SM Supermalls pivots to experience-led retail with $2.6b national rollout | Asian Business Review
, Philippines
Steven Tan, SM Supermalls President

SM Supermalls pivots to experience-led retail with $2.6b national rollout

The group plans to open one flagship mall each year.

SM Supermalls is committing $2.6b (P150b) to upgrade and expand its Philippine portfolio through 2030, betting that bigger, experience-led centres and digital systems would lift traffic and tenant sales despite uneven consumer spending.

“Change is inevitable, and that’s what makes retail exciting,” Steven Tan, president at SM Supermalls, told Retail Asia in an interview. He recalled that SM’s first mall, SM North EDSA in Quezon City, opened in the 1980s as a purely utilitarian shopping venue.

That same mall is set for a $104.2m (P6b) upgrade as part of a programme that covers redevelopment of key assets and a steady pipeline of openings.

SM Megamall in Mandaluyong will get about $121.5m (P7b) for works that include a 20,000-square-metre expansion, a four-level basement car park with more than 1,600 slots, additional cinemas, a revamped Megatrade Hall and a redesigned food court.

New projects include SM Nuvali in Santa Rosa, Laguna province and SM Harrison Plaza in Manila.

The group plans to open one flagship mall each year, alongside regional and provincial centres, targeting 115 malls by 2030, Tan said.

Four to five other malls are slated to open annually. Site selection is based on catchment size, spending power and land availability, with a growing focus outside Metro Manila, he said.

The capital outlay comes as Singapore and other regional markets compete for listings and capital, but SM is concentrating on domestic scale.

Last year, parent company SM Prime Holdings, Inc. posted net income of $847m (P48.8b), up 7% from a year earlier. The mall segment accounted for 60% of revenue at $1.5b (P85.1b). Management cited higher commercial property revenue and cost discipline.

Within the portfolio, the tenant mix is shifting. Food now takes up roughly 30% of mall space, reflecting demand for dining and leisure over discretionary retail.

The company is redesigning layouts to widen corridors and introduce more open areas. At SM Nuvali, a one-hectare, air-conditioned indoor park is under construction.

Megamall’s “Crystal Islands” concept will add natural light and organic forms.

Tan said the aim is to raise dwell time and repeat visits rather than chase headline footfall targets. He declined to provide projections for traffic or tenant sales.

Digital spending is part of the plan, though the group frames it as operational rather than experimental. Systems under rollout include smart parking, app-based promotions, artificial intelligence for customer service, and data tools to manage utilities.

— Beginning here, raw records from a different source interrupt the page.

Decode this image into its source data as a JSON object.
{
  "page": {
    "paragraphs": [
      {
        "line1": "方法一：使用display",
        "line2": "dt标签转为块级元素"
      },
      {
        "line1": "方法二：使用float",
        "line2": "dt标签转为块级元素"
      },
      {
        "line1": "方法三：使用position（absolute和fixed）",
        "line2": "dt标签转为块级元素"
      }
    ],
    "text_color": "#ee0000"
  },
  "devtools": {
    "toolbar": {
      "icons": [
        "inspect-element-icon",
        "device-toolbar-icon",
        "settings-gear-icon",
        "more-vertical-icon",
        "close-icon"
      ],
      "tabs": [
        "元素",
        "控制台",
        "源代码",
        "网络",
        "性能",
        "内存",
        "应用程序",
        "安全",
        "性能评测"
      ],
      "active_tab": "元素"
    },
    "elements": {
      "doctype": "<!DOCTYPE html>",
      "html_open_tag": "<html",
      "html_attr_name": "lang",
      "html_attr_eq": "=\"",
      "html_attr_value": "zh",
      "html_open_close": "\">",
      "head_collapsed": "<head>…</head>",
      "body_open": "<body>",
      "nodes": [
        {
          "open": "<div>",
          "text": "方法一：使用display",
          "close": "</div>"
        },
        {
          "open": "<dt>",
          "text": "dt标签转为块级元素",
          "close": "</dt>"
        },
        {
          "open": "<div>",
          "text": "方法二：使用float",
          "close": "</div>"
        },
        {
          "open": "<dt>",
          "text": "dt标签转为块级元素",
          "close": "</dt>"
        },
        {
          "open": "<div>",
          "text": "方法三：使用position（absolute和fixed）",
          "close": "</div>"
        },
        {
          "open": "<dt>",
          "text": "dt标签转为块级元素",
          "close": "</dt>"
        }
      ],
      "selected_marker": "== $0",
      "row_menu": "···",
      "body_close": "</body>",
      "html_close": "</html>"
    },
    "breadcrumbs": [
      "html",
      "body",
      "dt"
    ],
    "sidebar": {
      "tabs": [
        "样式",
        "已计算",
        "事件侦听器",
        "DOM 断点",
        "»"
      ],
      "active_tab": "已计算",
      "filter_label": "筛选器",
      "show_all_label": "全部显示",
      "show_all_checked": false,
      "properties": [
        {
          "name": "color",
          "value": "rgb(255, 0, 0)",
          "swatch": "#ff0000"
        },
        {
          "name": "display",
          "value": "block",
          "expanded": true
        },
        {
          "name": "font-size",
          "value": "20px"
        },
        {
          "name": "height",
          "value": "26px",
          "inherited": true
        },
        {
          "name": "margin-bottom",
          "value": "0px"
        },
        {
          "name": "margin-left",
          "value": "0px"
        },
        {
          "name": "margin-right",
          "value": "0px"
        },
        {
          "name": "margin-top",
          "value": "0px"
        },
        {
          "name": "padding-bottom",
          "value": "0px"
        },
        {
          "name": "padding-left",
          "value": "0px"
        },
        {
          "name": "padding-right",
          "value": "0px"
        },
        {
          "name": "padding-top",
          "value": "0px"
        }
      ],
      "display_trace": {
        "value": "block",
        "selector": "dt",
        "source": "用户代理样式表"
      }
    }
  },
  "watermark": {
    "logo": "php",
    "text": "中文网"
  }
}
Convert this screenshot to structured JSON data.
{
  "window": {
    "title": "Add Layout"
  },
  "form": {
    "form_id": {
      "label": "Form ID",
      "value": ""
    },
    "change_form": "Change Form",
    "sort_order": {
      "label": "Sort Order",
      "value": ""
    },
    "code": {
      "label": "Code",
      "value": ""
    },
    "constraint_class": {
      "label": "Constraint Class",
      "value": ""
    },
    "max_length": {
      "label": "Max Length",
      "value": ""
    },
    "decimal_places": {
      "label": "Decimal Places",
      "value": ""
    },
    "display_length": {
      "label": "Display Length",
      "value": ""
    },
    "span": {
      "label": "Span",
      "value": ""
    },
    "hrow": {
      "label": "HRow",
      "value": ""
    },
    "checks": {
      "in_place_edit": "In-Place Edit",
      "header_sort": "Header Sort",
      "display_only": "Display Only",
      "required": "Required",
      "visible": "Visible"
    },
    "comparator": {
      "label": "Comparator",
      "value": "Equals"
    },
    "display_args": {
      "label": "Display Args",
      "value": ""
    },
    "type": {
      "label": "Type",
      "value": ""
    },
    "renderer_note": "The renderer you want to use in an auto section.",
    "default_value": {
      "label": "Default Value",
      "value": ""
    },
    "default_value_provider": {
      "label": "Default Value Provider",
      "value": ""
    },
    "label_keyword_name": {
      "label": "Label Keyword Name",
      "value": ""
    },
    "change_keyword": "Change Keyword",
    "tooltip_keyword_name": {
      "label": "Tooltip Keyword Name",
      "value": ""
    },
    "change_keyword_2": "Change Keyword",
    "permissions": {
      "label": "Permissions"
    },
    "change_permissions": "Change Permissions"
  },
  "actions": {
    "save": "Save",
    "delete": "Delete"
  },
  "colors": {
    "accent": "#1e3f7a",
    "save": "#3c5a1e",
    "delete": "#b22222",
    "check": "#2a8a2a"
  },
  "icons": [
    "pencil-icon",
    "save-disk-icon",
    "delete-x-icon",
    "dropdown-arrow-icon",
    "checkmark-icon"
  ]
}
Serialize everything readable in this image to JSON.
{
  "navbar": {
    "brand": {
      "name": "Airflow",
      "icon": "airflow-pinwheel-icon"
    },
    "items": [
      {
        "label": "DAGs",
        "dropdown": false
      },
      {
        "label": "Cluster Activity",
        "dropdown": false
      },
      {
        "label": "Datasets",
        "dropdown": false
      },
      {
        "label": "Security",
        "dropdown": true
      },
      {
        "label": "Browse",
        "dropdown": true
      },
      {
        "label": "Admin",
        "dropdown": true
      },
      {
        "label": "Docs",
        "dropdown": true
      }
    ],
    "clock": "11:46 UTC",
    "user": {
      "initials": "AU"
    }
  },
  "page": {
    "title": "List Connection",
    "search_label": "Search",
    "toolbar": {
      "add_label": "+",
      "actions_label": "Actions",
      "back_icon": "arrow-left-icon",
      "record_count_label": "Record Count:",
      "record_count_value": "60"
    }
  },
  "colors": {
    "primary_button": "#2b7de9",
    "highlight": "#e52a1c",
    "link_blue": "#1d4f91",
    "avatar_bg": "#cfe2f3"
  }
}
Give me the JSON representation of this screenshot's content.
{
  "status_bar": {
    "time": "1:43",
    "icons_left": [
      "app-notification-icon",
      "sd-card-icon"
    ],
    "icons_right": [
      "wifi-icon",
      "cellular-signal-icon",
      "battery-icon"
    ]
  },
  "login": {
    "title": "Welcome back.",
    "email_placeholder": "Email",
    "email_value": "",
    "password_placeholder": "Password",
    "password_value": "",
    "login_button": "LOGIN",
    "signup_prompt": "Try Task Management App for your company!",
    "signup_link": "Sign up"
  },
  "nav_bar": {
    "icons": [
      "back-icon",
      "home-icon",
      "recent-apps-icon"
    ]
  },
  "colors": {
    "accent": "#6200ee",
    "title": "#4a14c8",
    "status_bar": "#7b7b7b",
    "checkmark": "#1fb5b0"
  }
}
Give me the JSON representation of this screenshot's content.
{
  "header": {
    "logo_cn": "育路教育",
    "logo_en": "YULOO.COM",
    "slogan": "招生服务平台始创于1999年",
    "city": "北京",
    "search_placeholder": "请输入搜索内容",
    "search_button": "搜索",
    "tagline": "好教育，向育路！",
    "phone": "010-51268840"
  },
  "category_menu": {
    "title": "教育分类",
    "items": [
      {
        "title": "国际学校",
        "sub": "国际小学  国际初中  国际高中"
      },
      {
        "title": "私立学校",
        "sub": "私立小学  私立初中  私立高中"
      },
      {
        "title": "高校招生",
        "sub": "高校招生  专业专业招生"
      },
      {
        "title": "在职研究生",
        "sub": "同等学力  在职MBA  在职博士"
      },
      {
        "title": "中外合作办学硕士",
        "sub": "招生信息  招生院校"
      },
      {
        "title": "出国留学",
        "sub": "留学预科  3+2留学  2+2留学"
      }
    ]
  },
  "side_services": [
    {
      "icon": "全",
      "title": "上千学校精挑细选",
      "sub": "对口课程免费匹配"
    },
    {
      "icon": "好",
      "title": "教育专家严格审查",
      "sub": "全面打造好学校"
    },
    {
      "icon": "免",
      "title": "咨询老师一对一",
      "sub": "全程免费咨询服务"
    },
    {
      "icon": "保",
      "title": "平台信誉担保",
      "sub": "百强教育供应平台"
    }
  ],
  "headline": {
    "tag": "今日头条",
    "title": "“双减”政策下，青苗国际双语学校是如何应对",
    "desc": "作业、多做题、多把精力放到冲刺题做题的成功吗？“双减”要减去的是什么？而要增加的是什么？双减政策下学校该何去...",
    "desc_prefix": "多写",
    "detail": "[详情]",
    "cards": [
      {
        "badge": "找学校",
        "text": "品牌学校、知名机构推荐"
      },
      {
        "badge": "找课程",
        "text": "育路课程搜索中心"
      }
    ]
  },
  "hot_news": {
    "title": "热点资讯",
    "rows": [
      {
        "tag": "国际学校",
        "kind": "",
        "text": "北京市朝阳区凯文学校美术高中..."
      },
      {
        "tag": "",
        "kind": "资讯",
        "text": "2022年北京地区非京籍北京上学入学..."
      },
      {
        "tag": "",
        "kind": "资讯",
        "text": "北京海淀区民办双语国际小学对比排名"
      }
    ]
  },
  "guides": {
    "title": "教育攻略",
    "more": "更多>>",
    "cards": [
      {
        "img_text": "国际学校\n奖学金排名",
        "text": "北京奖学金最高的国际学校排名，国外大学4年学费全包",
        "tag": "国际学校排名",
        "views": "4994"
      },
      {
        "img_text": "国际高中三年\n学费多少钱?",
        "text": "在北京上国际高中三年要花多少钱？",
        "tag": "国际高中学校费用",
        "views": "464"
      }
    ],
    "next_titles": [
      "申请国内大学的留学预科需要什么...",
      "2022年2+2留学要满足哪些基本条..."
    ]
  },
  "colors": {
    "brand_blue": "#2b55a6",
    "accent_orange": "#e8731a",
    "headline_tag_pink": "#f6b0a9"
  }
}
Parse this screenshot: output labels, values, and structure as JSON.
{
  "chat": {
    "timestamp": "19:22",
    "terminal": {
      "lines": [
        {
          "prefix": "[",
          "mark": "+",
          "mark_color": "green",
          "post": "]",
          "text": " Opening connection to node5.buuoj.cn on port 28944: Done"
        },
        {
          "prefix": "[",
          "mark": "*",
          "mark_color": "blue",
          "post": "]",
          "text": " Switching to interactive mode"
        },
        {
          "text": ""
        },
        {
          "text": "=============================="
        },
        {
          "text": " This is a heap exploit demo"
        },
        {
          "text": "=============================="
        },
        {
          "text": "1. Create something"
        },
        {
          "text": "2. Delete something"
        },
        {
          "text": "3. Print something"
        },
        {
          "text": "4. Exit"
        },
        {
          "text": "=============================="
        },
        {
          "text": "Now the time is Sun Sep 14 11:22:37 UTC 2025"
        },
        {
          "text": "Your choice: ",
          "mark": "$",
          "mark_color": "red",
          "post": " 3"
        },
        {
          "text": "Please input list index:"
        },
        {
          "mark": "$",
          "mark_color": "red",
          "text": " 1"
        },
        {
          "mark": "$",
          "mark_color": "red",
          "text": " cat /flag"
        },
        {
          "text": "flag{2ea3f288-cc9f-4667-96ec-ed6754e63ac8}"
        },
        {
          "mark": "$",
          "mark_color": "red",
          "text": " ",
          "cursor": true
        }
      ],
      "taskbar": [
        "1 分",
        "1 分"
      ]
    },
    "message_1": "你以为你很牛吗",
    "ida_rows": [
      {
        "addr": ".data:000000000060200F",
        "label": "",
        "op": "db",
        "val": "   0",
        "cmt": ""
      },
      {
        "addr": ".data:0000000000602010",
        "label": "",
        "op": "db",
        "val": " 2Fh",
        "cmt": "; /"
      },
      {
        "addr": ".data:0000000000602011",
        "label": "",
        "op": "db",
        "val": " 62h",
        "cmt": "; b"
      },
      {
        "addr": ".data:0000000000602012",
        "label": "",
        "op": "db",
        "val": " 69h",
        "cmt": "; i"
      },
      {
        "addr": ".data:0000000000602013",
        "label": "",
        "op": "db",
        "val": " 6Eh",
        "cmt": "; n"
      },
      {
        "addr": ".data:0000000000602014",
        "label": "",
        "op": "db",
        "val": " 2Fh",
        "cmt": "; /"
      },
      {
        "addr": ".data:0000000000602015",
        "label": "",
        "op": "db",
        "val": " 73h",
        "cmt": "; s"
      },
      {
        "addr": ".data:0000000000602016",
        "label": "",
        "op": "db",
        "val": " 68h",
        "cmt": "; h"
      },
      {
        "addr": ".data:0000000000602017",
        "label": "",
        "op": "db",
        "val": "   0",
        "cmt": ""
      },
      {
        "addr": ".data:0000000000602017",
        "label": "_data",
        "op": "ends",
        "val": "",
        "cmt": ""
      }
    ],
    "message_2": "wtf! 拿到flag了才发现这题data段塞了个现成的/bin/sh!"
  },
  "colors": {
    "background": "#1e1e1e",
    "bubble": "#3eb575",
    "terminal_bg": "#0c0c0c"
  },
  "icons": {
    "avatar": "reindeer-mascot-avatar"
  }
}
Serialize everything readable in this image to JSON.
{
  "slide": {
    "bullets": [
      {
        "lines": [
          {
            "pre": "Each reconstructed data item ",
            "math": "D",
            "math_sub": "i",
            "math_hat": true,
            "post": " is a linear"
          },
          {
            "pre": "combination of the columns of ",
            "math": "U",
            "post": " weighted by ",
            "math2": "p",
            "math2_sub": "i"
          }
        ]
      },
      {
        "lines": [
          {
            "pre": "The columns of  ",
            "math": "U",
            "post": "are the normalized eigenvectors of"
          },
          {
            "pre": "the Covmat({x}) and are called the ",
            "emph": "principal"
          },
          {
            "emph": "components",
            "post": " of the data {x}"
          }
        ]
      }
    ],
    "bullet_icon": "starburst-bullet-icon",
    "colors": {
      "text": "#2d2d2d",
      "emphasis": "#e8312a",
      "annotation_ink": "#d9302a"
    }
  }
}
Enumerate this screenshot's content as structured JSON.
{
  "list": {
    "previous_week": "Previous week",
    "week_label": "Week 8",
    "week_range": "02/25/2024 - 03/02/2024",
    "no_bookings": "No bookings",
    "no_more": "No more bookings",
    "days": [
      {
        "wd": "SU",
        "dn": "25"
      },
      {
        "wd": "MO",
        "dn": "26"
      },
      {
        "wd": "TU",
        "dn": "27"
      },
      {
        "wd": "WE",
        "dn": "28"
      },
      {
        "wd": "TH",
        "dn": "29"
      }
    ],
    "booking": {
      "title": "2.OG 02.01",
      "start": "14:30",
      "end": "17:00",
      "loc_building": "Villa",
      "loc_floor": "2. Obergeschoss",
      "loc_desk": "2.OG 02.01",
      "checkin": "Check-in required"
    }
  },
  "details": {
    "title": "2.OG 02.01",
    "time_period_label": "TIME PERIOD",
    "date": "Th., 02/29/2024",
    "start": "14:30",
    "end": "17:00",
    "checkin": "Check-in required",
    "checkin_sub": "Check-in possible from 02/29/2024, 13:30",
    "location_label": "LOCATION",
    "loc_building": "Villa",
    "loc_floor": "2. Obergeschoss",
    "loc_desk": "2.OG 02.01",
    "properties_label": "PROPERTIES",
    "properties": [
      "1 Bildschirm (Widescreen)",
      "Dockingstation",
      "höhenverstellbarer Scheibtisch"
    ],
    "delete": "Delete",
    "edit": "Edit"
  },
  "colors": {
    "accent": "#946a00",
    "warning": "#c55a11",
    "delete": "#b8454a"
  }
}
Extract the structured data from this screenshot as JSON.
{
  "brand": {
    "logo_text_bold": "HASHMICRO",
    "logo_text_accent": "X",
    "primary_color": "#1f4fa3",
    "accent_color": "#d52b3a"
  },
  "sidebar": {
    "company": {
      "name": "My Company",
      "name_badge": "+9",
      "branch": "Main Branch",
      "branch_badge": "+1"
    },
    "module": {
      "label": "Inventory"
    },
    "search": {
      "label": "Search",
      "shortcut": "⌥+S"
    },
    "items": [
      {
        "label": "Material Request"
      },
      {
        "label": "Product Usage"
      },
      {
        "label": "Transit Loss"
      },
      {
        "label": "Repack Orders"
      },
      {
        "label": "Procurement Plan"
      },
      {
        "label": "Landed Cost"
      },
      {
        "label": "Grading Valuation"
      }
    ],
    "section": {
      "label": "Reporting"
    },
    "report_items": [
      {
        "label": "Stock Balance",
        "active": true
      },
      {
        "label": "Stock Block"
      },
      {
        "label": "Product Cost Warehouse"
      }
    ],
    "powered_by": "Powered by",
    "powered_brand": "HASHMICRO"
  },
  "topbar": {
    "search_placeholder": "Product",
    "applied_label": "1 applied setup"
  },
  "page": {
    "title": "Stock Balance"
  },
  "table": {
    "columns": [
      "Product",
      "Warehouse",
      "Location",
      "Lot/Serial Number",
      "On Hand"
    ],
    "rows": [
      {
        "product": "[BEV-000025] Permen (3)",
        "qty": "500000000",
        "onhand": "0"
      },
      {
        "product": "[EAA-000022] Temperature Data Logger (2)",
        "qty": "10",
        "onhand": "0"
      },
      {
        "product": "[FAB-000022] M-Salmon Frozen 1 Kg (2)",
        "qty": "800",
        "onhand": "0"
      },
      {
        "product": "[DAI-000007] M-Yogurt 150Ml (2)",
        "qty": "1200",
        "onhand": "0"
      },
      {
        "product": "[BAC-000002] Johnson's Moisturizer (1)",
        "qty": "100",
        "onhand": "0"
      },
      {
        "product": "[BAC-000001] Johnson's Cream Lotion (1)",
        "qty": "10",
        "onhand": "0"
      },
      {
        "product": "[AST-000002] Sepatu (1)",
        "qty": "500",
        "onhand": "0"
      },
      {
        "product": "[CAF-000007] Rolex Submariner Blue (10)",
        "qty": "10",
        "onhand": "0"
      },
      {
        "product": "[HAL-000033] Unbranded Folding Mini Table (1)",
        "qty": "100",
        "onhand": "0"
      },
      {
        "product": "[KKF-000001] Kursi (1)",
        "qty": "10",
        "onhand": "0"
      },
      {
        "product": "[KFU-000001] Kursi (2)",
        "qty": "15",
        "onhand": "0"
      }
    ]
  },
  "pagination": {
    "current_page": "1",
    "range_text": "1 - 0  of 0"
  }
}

Sustainability features in the redevelopment pipeline include a 500-cubic-metre rainwater harvesting system, ETFE (ethylene tetrafluoroethylene) roofing, LED lighting and sensor-activated escalators, with solar panels under study at selected sites.

The investment cycle follows a period of recovery for brick-and-mortar retail after pandemic disruptions accelerated online shopping.

Tan said malls and e-commerce are complementary, with retailers expected to operate across both channels. He argued that physical stores remain central for brands seeking scale in the Philippines, where logistics costs and last-mile delivery constraints can limit pure online models.

Financing details were not disclosed, though SM Prime has historically relied on a mix of operating cash flow and debt.

The group’s balance sheet has allowed it to expand during downturns, including after the Asian financial crisis and the global financial crisis, Tan said.

“We have always believed in the Philippines, and we will continue to invest in the Philippines over the next five years,” he added.

Risks remain. Consumer sentiment is sensitive to inflation and interest rates, and provincial expansion can dilute returns if catchment estimates prove optimistic. Construction costs and project timelines also pose execution challenges, particularly for complex redevelopments of operating malls.

Still, SM is proceeding with its biggest capital programme in years, positioning its malls as mixed-use anchors in growth corridors.

Whether the P150-billion spending translates into faster rental growth and higher margins will depend on tenant demand and the pace of household spending through the next cycle.